A WAF policy blocks individual bad requests. Session tracking answers a different question: which client is behind the bad requests, and what should we do about that client? It is how F5 AWAF - Advanced WAF (formerly BIG-IP ASM - Application Security Manager) moves from stopping a request to stopping an actor.

What session tracking does

F5 puts it plainly: you use session tracking to track, enforce, and report on user sessions and IP addresses. You enable session awareness, tell ASM how to identify the user, and it then counts violations per user, session, device ID, or IP address and acts when a threshold is crossed. It lives under Security > Application Security > Sessions and Logins > Session Tracking.

How ASM identifies the client

ASM identifies a session with its own ASM cookie, which carries the session ID it generates when a client first arrives. For the username, you have three choices: use login pages configured in ASM, use BIG-IP Zero Trust Access (formerly BIG-IP APM - Access Policy Manager) usernames and session ID when APM authenticates the user, or none, for applications without a login page, tracking by session or IP only. Login pages define the URLs, parameters, and validation criteria for logging in, and they are what make username tracking possible.

The three actions

When you enable "Track Violations and Perform Actions", ASM counts violations over a sliding Violation Detection Period (default 900 seconds). If a client crosses a threshold, ASM triggers one or more of three actions:

  • Block All blocks all activity from that user, session, or IP.
  • Log All Requests logs everything from that client, so you can investigate.
  • Delay Blocking is the more tolerant option, meant for violations prone to false positives; it blocks more cautiously rather than immediately.

A grounded dependency ties this to enforcement mode: for Block All to actually block, the policy's enforcement mode must be blocking and the specific violations must be set to block. Session tracking rides on top of the enforcement mode; it does not override it.

Why username tracking beats session-ID tracking

This is the practical insight. If you track only by session ID, an attacker evades you by starting a new session, a fresh browser gives a new session ID and a clean slate. Username tracking follows the user across sessions and browsers: the same username stays blocked no matter how many new sessions it opens. F5's own walkthrough shows exactly this, blocking by session is dodged with a second browser, blocking by username is not. If you can identify users, through login pages or APM, track by username.

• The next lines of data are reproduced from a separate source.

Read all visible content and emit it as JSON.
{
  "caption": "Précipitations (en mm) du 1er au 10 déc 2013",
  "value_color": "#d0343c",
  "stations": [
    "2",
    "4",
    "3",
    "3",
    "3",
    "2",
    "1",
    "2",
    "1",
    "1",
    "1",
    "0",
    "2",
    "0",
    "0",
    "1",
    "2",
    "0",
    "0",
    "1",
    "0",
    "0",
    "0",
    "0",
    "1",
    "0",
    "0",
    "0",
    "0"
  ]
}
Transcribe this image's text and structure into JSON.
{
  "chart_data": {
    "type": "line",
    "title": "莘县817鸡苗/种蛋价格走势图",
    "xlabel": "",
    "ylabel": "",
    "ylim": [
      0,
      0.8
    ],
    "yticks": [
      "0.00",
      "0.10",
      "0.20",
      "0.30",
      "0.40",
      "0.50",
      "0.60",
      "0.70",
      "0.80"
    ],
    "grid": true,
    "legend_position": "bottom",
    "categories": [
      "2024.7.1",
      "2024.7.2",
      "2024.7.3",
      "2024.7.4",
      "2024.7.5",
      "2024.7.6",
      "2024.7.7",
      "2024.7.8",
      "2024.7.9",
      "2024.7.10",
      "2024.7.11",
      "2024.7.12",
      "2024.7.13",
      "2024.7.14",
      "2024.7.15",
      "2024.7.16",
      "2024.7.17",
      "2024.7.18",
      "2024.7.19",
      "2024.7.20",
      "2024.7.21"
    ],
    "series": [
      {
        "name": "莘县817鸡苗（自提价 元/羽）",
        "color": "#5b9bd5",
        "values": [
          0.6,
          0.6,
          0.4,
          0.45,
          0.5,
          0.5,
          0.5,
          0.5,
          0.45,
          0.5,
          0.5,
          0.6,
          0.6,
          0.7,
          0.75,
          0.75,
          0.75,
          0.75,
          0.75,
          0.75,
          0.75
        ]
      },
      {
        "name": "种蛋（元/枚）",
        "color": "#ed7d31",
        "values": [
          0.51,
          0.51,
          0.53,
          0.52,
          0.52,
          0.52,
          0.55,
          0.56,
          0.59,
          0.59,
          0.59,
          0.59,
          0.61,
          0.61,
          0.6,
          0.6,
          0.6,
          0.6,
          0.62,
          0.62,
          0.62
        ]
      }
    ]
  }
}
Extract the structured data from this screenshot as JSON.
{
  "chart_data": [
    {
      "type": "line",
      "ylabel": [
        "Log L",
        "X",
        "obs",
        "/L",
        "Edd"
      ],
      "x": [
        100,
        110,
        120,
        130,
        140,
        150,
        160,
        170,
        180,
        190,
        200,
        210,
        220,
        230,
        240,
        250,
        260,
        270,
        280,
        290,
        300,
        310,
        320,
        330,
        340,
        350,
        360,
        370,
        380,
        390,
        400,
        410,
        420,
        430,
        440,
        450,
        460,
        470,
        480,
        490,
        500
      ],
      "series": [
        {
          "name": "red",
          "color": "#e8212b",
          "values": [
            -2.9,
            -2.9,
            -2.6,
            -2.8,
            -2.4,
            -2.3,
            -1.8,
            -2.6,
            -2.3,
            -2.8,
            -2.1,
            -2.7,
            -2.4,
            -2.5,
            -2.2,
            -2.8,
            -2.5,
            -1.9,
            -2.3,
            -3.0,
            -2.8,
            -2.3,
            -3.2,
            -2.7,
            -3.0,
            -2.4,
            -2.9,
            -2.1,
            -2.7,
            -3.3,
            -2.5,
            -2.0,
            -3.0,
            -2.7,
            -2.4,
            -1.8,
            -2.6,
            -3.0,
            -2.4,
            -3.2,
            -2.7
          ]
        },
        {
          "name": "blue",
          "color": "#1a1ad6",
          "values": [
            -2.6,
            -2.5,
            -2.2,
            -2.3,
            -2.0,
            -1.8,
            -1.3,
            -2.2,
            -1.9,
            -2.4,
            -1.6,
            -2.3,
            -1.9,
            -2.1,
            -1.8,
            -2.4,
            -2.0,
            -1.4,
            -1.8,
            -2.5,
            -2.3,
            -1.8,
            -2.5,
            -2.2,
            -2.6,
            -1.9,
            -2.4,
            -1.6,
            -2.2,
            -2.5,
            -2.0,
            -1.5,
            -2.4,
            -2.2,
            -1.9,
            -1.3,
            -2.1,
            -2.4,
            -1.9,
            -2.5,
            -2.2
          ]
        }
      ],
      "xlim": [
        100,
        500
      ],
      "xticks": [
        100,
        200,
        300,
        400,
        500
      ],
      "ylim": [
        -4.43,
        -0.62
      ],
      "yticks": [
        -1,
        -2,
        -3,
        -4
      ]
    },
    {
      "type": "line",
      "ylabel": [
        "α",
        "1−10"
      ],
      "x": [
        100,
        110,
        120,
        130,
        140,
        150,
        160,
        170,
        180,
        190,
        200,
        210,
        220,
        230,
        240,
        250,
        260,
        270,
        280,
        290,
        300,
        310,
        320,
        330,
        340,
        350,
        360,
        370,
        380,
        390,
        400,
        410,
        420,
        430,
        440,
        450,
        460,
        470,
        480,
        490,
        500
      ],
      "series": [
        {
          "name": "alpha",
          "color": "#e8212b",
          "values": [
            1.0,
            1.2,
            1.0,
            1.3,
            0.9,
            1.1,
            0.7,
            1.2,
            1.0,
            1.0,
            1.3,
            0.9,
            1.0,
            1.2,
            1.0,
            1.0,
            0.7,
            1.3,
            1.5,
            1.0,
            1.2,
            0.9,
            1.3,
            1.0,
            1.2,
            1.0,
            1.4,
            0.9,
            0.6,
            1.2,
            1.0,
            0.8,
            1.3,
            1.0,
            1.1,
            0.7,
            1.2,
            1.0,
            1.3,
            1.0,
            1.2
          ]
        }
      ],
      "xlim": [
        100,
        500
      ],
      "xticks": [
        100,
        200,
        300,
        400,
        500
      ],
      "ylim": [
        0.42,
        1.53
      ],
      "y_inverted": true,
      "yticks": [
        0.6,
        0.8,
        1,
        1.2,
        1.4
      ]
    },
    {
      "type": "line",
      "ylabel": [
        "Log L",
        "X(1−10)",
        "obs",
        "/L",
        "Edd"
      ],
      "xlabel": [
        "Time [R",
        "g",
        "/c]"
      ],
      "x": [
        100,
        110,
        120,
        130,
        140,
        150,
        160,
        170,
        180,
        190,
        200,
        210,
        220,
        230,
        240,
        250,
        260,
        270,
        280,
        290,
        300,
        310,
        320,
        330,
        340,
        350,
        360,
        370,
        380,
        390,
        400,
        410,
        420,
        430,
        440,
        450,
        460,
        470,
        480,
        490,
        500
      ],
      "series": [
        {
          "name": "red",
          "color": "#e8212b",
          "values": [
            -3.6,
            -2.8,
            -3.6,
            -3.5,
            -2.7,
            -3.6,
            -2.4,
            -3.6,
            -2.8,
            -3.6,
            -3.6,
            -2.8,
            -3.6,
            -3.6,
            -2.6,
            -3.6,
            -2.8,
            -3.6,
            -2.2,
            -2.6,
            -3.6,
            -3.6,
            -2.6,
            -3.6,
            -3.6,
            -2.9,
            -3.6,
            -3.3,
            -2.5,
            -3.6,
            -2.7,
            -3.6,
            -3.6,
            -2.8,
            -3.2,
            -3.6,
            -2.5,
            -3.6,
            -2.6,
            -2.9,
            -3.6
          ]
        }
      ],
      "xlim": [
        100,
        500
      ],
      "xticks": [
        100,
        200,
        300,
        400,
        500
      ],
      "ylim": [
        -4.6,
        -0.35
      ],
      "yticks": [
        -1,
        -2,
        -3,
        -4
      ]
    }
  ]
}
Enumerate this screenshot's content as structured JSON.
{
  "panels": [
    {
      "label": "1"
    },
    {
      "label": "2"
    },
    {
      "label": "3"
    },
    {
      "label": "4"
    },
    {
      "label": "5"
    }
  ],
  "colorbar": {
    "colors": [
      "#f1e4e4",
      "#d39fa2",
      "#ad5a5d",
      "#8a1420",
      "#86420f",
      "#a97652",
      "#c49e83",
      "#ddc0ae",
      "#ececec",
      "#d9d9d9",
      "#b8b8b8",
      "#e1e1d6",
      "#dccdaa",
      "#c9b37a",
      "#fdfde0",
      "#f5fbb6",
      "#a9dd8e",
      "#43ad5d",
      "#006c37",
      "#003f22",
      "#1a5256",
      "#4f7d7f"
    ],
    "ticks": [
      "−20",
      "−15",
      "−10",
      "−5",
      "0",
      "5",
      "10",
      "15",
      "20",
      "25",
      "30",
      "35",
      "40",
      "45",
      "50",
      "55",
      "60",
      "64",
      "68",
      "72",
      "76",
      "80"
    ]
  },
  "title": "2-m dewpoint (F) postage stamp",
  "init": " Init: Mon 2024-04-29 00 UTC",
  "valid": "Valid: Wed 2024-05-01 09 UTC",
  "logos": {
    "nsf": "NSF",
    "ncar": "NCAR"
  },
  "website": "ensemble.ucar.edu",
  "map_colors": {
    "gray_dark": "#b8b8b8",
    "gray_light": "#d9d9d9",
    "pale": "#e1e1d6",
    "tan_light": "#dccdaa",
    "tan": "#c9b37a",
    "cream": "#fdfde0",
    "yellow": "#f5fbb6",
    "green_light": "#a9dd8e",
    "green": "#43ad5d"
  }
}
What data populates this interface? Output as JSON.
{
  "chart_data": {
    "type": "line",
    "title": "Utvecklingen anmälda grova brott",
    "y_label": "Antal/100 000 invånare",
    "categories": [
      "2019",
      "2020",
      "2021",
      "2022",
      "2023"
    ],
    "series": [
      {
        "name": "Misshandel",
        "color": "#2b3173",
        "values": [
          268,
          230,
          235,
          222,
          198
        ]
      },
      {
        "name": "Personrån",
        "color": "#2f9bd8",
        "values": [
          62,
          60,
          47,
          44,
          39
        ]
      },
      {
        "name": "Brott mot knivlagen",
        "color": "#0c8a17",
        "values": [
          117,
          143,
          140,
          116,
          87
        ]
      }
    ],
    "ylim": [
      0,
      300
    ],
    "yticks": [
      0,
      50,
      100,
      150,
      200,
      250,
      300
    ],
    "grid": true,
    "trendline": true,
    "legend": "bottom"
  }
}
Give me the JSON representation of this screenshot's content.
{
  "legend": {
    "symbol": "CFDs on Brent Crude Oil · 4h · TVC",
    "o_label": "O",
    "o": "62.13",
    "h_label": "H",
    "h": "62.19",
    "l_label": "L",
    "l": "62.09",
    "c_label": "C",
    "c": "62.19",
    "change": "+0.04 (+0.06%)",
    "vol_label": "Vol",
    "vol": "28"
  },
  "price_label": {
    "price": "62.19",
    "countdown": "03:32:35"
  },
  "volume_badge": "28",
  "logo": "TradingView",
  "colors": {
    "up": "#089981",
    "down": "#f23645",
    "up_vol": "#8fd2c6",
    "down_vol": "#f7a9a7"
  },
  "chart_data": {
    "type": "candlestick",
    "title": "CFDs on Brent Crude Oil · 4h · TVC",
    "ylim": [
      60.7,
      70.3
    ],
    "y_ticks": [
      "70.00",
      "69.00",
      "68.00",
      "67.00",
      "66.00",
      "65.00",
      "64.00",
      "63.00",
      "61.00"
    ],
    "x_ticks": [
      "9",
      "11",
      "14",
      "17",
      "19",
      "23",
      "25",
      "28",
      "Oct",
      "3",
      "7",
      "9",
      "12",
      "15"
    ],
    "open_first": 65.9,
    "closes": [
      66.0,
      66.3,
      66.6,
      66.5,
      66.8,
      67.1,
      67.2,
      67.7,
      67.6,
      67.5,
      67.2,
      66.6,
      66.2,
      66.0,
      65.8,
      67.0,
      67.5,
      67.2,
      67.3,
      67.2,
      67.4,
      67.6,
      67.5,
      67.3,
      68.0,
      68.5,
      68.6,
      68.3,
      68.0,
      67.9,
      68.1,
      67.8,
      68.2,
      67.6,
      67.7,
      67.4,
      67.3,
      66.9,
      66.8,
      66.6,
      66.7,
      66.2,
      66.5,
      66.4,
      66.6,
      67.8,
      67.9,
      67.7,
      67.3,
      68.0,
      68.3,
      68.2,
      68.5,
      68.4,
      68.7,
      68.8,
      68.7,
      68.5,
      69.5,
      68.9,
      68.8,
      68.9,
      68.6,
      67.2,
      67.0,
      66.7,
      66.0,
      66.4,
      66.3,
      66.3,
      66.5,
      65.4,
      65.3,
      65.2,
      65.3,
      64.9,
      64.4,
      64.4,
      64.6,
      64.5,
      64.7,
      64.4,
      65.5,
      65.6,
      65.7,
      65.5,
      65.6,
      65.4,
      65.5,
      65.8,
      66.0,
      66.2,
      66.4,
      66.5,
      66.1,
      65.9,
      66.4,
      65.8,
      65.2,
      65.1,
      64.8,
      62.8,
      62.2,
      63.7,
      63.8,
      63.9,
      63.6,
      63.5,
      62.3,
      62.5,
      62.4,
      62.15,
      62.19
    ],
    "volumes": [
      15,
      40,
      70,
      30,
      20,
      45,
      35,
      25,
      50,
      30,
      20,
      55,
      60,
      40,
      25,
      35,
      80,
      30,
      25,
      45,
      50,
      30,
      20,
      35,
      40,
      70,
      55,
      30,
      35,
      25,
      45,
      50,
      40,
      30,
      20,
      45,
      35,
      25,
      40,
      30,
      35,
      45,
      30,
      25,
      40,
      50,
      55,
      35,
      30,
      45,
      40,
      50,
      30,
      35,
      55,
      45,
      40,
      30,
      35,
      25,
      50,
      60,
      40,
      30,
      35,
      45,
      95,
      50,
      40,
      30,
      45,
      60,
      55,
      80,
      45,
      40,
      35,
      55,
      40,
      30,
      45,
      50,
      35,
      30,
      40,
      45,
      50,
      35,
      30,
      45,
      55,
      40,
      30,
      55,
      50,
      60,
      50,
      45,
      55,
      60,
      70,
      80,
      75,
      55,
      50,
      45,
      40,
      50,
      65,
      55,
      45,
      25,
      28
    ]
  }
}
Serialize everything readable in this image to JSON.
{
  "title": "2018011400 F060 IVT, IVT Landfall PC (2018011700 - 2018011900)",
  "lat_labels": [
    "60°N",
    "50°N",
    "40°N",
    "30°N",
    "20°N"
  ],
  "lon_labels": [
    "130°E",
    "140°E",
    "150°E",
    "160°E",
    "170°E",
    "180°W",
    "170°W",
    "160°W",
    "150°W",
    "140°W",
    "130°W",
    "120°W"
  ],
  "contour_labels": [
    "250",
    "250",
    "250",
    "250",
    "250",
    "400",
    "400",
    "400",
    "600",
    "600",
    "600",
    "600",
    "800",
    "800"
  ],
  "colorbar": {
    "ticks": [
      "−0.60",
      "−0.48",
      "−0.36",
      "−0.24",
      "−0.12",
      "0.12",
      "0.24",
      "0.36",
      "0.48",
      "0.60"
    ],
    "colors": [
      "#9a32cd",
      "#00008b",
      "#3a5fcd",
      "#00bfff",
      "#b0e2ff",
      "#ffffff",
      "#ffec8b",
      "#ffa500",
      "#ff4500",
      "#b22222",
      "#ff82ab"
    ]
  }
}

Acting on a single session by hand

Session tracking is not only automatic. From the event logs, when you spot a user misbehaving, you can select that specific session and apply Log All Requests, Delay Blocking, or Block All to it directly, then watch it in Reporting > Application > Session Tracking Status.

Caveats

  • Block All depends on blocking enforcement and on the violations being set to block. In transparent mode it will not block.
  • Device ID tracking requires JavaScript. F5 warns that a client which does not accept JavaScript is blocked even in transparent mode when device-ID tracking is on, so account for legitimate non-JS clients before you enable it.
  • The Violation Detection Period is a sliding window. Set it to match how bursty your real abuse looks, not so short it misses slow abuse nor so long it reacts sluggishly.
  • In a declarative policy this is the session-tracking section. As always, an absent section means the template default, not "off".